In news which led to widespread incredulity late last week, Kik announced that it would be shutting the Kik messenger and downsizing to "an elite 19 person team" in a bid to survive the SEC lawsuit running in relation to the nearly USD$100M Initial Coin Offering operated by Kik in 2017 in which the Kin token was offered.
Kik messenger's (in 2016 at least) had 300 million users and 600,000 active monthly users, with 40% of teenagers in the USA using the app. Those who are still users (the figures aren't readily available) are understandably unimpressed, as is the wider blockchain community.
Questions are being rapidly asked as to why and how a company which raised USD$100M in 2017 for a token which was designed to be used inside of the Kik messenger, is now terminating the service all together.
In a Medium Post, Kik CEO Ted Livingston says:
But no matter what happens to Kik, Kin is here to stay. Kin operates on an open, decentralized infrastructure run by a dozen independent companies.
Despite asserting a new goal of the company is to "convert Kin users to Kin buyers", Mr Livingston also then says:
most cryptocurrencies rely on speculative demand... we can’t rely on speculative demand. Instead we need to become the first project that creates real demand by getting people to buy Kin to use it.

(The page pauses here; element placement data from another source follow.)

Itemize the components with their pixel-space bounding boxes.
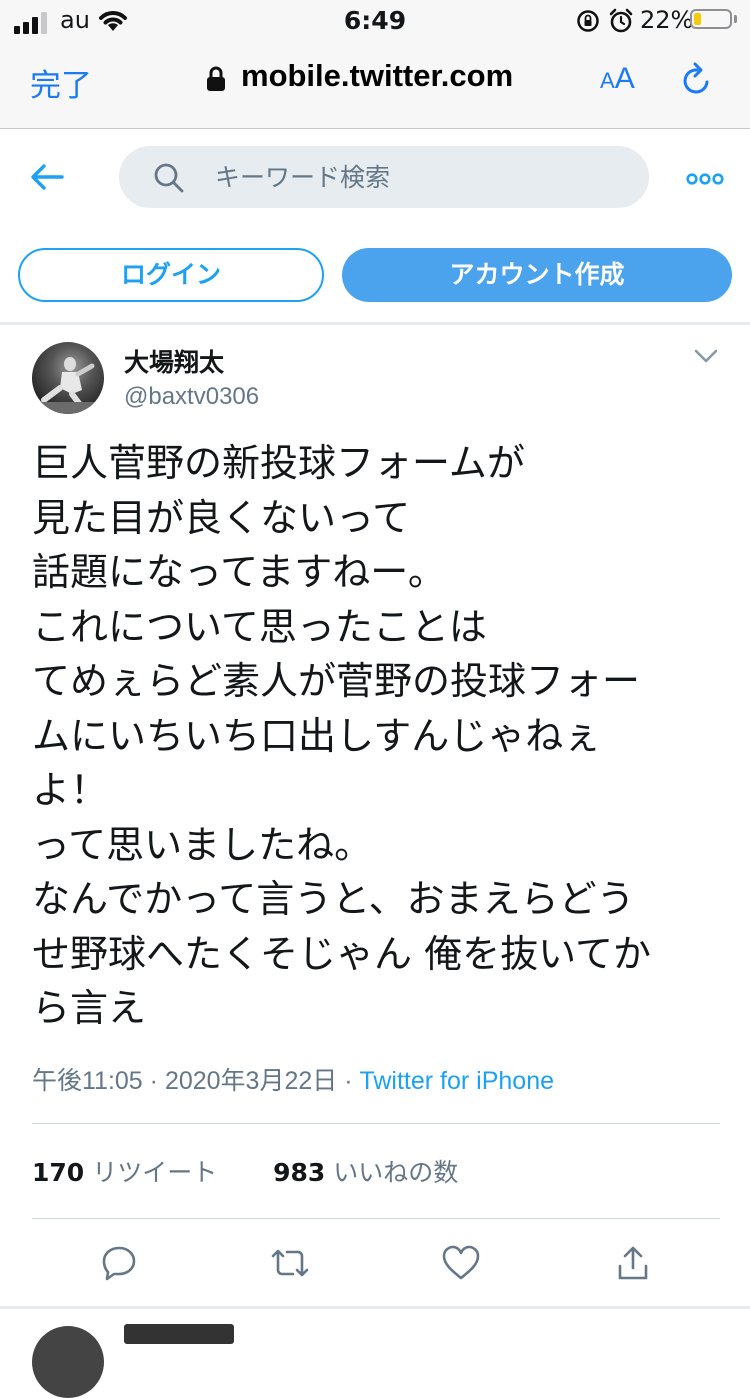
meta-separator: ·: [337, 1067, 360, 1095]
tweet-time[interactable]: 午後11:05: [32, 1067, 143, 1095]
retweet-count: 170: [32, 1158, 85, 1187]
divider: [32, 1218, 720, 1219]
tweet-line: これについて思ったことは: [32, 604, 487, 649]
tweet-date[interactable]: 2020年3月22日: [165, 1067, 337, 1095]
retweet-icon[interactable]: [270, 1244, 310, 1282]
next-tweet-author[interactable]: [124, 1324, 234, 1344]
like-count: 983: [273, 1158, 326, 1187]
tweet-text: 巨人菅野の新投球フォームが 見た目が良くないって 話題になってますねー。 これに…: [32, 436, 712, 1036]
tweet-line: ムにいちいち口出しすんじゃねぇ: [32, 713, 602, 758]
reload-icon[interactable]: [680, 62, 714, 98]
search-box[interactable]: [119, 146, 649, 208]
tweet-line: てめぇらど素人が菅野の投球フォー: [32, 659, 641, 703]
text-size-button[interactable]: AA: [600, 62, 635, 96]
tweet-line: 話題になってますねー。: [32, 550, 446, 594]
browser-chrome: au 6:49 22% 完了 mobile.twitter.com AA: [0, 0, 750, 129]
signup-button[interactable]: アカウント作成: [342, 248, 732, 302]
padlock-icon: [207, 66, 225, 91]
chevron-down-icon[interactable]: [694, 348, 718, 364]
login-button[interactable]: ログイン: [18, 248, 324, 302]
tweet-source-link[interactable]: Twitter for iPhone: [359, 1067, 554, 1095]
back-arrow-icon[interactable]: [30, 162, 64, 192]
tweet-line: よ！: [32, 768, 109, 812]
author-handle[interactable]: @baxtv0306: [124, 383, 259, 411]
tweet-line: せ野球へたくそじゃん 俺を抜いてか: [32, 931, 651, 976]
battery-percent: 22%: [640, 6, 694, 34]
retweet-label: リツイート: [92, 1158, 218, 1187]
search-icon: [154, 163, 184, 193]
tweet-line: 見た目が良くないって: [32, 495, 411, 540]
avatar[interactable]: [32, 342, 104, 414]
alarm-icon: [609, 8, 633, 33]
retweet-stat[interactable]: 170 リツイート: [32, 1158, 217, 1187]
tweet-line: ら言え: [32, 986, 147, 1030]
author-display-name[interactable]: 大場翔太: [124, 343, 224, 379]
like-stat[interactable]: 983 いいねの数: [273, 1158, 458, 1187]
tweet-stats: 170 リツイート 983 いいねの数: [32, 1153, 458, 1189]
reply-icon[interactable]: [100, 1244, 138, 1282]
divider: [0, 1306, 750, 1309]
tweet-line: って思いましたね。: [32, 822, 373, 867]
url-text: mobile.twitter.com: [241, 58, 514, 93]
search-input[interactable]: [215, 156, 615, 198]
share-icon[interactable]: [614, 1244, 652, 1282]
battery-icon: [690, 9, 732, 29]
divider: [0, 322, 750, 325]
pitcher-photo-icon: [32, 357, 104, 414]
tweet-line: 巨人菅野の新投球フォームが: [32, 441, 525, 485]
done-button[interactable]: 完了: [30, 60, 92, 105]
status-bar: au 6:49 22%: [0, 0, 750, 40]
rotation-lock-icon: [577, 10, 599, 32]
divider: [32, 1123, 720, 1124]
clock: 6:49: [343, 6, 407, 35]
next-tweet-avatar[interactable]: [32, 1326, 104, 1398]
meta-separator: ·: [142, 1067, 165, 1095]
like-label: いいねの数: [333, 1158, 459, 1187]
more-options-icon[interactable]: [686, 172, 724, 186]
like-heart-icon[interactable]: [441, 1244, 481, 1282]
tweet-line: なんでかって言うと、おまえらどう: [32, 877, 635, 921]
tweet-metadata: 午後11:05 · 2020年3月22日 · Twitter for iPhon…: [32, 1061, 554, 1097]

What many can agree on is that it's a very strange look for Kik to sell USD$100M of tokens in 2017, then when faced with an SEC lawsuit crowdfund a USD$5M defence fund, and then several months later fire 80% of their employees and shut down a popular messaging service in order to fight the lawsuit, while declaring no matter what, the token is "here to stay".
The ongoing Kik v SEC lawsuit will be one to watch closely.